Think back to your childhood. When you were a boy, what did you think it meant to be a dad?
First of all, you probably thought dads were supposed to go to work; dads were providers. Dad set the rules and meted out the punishment if you broke them. It was dad’s job to make things and fix things. Dads were tough and strong and never cried. As you hit your late teens you probably became convinced it was also your dad’s job to be a clueless asshole who made your life miserable (that’s a knock on you, not your dad, by the way…hard to be facetious when you’re blogging sometimes.)
Now think back to your boyhood and ask yourself what you wanted from your dad. You wanted him to play catch, go fishing, build soap box derby cars and come to your little league games. You wanted him to hug you, tell you how special you were and maybe if you weren’t already made to feel embarrassed by such things, you wanted him to tell you he loved you.
The point here isn’t to knock your father at all. Dads who worked, fixed things, maintained discipline, provided for their families and tormented teen agers were doing essential and laudable duties. This is what society expected of a dad forty, thirty, even twenty years ago. By society’s definition, men who did the aforementioned were candidates for "Dad of the Year."
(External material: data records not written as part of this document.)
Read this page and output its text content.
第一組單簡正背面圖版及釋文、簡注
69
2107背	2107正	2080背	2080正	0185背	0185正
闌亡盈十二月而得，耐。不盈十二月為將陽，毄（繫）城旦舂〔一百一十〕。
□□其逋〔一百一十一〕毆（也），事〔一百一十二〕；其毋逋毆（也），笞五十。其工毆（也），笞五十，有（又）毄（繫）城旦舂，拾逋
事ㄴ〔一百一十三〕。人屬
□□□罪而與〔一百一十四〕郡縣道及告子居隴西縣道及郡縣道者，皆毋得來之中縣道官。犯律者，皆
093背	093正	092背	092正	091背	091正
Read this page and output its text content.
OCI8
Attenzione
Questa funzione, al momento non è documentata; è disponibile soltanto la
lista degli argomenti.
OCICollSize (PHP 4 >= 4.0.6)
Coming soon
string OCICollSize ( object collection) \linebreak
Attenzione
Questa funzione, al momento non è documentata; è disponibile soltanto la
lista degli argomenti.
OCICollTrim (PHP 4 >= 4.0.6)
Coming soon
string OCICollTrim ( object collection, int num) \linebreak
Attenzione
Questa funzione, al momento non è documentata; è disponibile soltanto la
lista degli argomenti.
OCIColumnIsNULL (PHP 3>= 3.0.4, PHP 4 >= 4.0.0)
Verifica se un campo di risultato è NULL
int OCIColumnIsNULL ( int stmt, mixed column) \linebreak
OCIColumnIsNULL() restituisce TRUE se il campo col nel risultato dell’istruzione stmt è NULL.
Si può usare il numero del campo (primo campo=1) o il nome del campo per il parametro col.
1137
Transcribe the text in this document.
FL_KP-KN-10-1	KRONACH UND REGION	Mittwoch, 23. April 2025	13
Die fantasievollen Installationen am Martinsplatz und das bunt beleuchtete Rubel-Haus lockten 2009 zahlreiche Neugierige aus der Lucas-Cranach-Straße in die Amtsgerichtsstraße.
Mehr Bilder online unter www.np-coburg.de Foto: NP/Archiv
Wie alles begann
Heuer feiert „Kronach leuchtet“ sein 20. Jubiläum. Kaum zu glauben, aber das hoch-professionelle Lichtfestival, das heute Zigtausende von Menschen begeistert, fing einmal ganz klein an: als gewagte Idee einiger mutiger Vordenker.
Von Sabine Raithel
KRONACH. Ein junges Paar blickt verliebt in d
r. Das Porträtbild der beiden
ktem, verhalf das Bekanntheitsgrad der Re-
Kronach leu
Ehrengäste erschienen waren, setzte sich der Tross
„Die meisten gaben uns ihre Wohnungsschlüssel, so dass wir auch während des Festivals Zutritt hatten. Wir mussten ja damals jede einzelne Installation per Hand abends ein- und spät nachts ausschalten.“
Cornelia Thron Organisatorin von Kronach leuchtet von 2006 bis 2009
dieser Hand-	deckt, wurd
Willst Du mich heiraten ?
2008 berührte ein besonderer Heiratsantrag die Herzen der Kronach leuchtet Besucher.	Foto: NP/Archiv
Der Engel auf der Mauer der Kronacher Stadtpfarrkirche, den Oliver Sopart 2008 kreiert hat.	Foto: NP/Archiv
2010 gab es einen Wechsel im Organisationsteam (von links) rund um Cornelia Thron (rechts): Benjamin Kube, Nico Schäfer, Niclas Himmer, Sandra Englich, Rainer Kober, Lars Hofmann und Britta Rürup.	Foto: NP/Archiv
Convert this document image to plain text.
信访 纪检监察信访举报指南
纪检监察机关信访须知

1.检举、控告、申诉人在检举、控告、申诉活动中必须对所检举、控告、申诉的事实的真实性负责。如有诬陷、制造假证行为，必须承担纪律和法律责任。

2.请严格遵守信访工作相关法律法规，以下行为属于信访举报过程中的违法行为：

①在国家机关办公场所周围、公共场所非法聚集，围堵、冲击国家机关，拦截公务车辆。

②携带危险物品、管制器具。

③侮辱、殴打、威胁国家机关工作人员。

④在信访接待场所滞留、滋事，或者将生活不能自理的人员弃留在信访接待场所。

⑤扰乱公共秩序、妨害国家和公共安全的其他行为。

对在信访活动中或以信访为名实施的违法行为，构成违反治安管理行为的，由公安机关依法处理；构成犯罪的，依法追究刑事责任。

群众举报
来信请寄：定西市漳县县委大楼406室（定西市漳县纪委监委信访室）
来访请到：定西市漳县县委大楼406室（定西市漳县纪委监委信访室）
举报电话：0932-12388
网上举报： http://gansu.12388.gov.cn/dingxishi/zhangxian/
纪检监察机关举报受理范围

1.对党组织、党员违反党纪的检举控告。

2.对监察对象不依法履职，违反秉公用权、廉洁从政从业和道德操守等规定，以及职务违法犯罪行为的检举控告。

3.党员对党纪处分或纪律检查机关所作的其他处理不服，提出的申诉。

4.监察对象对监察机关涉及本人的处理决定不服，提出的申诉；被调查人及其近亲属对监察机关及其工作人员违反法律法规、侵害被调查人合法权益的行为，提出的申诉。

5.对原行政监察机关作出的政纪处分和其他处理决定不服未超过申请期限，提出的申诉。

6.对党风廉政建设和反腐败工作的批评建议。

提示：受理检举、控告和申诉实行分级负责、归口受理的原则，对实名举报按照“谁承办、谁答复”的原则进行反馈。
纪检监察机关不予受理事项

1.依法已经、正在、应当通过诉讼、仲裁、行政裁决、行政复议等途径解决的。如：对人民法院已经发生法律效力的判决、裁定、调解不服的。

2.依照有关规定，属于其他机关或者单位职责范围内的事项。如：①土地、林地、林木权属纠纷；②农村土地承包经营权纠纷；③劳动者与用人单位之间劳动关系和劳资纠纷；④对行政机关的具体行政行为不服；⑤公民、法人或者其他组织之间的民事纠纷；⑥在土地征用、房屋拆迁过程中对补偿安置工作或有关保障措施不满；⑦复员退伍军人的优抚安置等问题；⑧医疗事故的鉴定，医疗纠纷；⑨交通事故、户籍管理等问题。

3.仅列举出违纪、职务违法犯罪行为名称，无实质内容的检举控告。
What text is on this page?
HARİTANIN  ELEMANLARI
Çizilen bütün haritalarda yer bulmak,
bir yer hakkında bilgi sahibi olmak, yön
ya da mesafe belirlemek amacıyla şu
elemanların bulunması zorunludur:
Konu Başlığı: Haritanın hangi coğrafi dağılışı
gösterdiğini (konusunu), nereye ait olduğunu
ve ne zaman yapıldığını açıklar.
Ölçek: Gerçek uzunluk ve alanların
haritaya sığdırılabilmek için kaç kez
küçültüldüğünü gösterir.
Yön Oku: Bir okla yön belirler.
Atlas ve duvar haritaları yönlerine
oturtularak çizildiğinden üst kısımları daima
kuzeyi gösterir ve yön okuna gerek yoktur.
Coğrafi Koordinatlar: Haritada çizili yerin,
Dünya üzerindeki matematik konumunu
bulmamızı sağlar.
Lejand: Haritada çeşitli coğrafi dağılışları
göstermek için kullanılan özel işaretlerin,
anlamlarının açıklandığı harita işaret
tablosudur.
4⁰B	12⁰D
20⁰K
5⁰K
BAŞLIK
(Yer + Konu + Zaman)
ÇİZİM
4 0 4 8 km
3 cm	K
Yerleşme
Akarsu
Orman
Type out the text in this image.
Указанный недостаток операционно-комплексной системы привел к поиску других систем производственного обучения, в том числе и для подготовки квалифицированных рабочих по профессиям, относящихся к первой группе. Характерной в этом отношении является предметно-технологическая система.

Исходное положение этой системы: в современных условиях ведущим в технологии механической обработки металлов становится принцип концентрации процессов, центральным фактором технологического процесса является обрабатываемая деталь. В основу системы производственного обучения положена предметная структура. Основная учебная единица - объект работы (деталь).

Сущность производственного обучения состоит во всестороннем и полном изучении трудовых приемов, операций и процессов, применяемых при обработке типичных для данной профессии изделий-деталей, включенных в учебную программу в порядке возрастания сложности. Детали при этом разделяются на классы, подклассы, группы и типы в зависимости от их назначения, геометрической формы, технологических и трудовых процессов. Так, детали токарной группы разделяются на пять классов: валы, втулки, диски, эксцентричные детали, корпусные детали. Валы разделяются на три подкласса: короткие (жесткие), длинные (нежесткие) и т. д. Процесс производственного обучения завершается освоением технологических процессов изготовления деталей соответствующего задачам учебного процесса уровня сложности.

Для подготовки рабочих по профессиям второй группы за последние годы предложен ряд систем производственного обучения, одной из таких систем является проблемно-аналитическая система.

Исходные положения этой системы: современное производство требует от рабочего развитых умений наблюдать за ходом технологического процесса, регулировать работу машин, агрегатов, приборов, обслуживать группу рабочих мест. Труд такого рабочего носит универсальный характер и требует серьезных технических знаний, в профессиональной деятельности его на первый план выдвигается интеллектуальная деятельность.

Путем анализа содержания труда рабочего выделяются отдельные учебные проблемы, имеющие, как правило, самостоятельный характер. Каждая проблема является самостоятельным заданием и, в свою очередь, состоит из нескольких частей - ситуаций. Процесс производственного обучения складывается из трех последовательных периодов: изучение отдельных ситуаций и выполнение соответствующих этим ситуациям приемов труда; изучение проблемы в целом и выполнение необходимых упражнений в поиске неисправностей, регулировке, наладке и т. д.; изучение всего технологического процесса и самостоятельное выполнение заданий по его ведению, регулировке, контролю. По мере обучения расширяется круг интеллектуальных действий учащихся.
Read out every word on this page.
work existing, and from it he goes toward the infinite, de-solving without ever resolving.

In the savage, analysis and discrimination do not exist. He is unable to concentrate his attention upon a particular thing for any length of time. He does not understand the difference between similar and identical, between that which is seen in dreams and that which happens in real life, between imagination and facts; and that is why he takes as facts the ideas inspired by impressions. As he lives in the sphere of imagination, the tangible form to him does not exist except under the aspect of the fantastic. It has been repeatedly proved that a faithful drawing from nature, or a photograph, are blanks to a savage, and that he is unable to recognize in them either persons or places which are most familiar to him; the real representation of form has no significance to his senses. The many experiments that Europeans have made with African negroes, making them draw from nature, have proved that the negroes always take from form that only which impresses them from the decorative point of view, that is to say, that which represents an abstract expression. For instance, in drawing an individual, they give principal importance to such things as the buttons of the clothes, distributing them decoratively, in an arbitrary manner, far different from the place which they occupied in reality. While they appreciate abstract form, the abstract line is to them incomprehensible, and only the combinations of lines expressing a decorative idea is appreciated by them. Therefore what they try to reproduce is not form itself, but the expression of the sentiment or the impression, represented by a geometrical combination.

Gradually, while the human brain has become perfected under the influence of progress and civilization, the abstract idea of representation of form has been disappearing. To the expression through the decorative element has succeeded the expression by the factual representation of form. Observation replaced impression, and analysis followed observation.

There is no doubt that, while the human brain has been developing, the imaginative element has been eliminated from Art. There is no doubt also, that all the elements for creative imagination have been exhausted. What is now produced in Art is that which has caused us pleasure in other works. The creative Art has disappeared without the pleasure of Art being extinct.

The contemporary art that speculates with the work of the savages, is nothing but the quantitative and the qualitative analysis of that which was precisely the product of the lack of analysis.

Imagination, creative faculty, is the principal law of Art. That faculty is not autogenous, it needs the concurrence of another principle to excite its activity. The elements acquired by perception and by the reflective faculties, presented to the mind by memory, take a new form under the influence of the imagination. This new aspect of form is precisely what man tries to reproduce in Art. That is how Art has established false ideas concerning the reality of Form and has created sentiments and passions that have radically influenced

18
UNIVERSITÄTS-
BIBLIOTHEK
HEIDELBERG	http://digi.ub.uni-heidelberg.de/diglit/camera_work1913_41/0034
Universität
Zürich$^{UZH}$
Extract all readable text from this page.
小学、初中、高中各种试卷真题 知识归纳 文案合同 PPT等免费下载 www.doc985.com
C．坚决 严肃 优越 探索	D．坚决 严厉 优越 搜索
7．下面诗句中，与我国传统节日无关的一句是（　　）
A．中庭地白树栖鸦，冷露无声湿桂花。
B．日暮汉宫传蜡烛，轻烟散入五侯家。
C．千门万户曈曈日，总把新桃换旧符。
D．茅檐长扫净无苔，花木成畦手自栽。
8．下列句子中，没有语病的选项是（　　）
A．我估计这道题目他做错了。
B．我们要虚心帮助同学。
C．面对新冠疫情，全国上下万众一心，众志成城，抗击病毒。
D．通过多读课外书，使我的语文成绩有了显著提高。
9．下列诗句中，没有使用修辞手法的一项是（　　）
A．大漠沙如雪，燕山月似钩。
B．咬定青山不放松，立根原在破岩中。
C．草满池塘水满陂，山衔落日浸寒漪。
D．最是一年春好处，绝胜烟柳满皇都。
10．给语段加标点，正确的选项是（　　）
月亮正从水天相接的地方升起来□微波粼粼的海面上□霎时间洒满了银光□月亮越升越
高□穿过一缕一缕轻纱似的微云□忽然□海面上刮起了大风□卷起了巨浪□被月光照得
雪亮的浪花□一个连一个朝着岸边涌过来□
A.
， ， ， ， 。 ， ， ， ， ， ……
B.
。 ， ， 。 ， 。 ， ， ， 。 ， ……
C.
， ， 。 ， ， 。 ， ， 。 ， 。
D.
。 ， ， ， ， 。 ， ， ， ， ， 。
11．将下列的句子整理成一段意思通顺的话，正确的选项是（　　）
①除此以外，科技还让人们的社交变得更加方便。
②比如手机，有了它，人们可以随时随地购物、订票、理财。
However, you probably noticed something. There is huge discrepancy between what you saw as your father’s duties, and what you wanted from your father. All you wanted from your father was time. Society expected something else. It only goes to show that society isn’t always right—sometimes, six year old boys are.
Being a great dad is about balance. Try to keep this in mind the next time you feel like you have to put your “dad” hat on. All you child really ever wants from you is time and unconditional love. Make sure, no matter how much or how little that time is--that it is undivided and open hearted.